Pour la Ville de Rennes, c’est l’inverse qui devrait se produire. La lutte contre le narco-trafic et les réseaux ne peut fonctionner sans maillage de proximité. Il faut des enquêteurs pour remonter les filières. Il faut aussi des policiers visibles qui passent, qui parlent, qui recueillent des informations, qui rassurent. La fermeture produit donc une incohérence ressentie comme telle par les élus.
Des conséquences immédiates
- Accès plus compliqué aux démarches policières. Déposer plainte, signaler un fait, demander conseil devient moins simple. Or on sait que plus la démarche est éloignée, plus les victimes renoncent. Les personnes souhaitant déposer plainte doivent se rendre au commissariat du centre-ville, boulevard de la Tour-d’Auvergne.
- Mauvais signal symbolique. Dans un quartier qui connaît des difficultés, voir une institution fermer ses portes est perçu comme un désengagement. Les élus le disent. C’est « difficilement compréhensible ».
- Risque d’aggravation du sentiment d’insécurité.
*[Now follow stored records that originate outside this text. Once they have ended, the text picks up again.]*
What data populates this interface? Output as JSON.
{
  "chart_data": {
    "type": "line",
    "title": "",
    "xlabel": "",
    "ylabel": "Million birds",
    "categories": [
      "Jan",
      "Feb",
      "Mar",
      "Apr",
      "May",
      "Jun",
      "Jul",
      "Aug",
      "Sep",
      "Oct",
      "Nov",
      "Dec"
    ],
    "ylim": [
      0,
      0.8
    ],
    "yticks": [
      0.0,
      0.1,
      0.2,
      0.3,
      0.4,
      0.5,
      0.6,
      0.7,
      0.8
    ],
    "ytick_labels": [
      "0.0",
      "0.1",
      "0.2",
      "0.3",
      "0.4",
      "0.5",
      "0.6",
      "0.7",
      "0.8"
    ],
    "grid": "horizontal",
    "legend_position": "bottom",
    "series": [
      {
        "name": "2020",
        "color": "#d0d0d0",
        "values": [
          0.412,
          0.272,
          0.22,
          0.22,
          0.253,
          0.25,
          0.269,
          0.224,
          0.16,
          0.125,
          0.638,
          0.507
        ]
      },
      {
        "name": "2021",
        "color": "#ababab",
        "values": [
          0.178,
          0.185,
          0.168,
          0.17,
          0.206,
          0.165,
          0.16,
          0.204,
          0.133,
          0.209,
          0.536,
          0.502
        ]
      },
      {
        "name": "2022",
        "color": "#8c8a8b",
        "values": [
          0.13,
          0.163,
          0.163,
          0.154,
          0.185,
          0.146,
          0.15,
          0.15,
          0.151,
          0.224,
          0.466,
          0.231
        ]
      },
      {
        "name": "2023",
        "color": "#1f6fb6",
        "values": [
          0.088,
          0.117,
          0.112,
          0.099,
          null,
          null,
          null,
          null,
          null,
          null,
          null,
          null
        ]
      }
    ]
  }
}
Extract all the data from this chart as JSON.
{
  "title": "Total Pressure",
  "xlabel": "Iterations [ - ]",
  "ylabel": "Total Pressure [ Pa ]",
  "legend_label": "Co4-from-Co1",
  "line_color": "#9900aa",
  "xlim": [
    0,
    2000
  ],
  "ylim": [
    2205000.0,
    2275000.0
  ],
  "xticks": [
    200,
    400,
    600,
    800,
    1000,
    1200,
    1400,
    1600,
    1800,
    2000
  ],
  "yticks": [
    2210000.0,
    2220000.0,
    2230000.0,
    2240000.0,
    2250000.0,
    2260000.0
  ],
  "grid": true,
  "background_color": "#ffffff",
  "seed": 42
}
Même si les interventions de police continuent, l’absence de point fixe et connu peut renforcer l’idée que « la police n’est pas là ».
Ce qui reste en place
Les élus prennent soin de saluer les équipes. Brigade spécialisée de terrain de la Police nationale, police municipale, médiateurs, acteurs de la prévention. Autrement dit. Le quartier n’est pas abandonné. Des professionnels y travaillent chaque jour. Mais ce sont des forces mobiles, souvent tournées vers l’apaisement ou l’intervention. Ce n’est pas la même fonction qu’un commissariat de quartier où l’on pousse une porte. Le communiqué cherche donc à ne pas délégitimer les agents présents, tout en maintenant la pression sur l’État.
Un appel politique à l’État
Le texte est aussi une prise de position. Il dit que la commune ne peut pas, seule, compenser les manques structurels de la Police nationale. Il dit que la lutte contre les trafics et les « mafias nationales et internationales » suppose des effectifs d’enquête, du renseignement de terrain, une capacité à intervenir vite, mais aussi une présence quotidienne. En filigrane. La Ville annonce qu’elle continuera d’appuyer les demandes de renforts au niveau national pour obtenir la réouverture.
Remarque
L’actuelle ministre déléguée auprès du ministre de l’Intérieur est Marie-Pierre Vedrenne, par ailleurs candidate MoDem annoncée aux municipales de Rennes de mars 2026. Cette fermeture intervient au moment où cette dernière multiplie les apparitions publiques à Rennes et en Ille-et-Vilaine (cérémonies, commémorations, rendez-vous institutionnels). Certains esprits forts pourront supposer, à tort ou à raison, que la majorité municipale socialiste pourrait chercher, en mettant en exergue cette fermeture, à montrer qu’une ministre « rennaise » ne parvient même pas à maintenir ouvert un commissariat de quartier dans la ville qu’elle ambitionne de conquérir.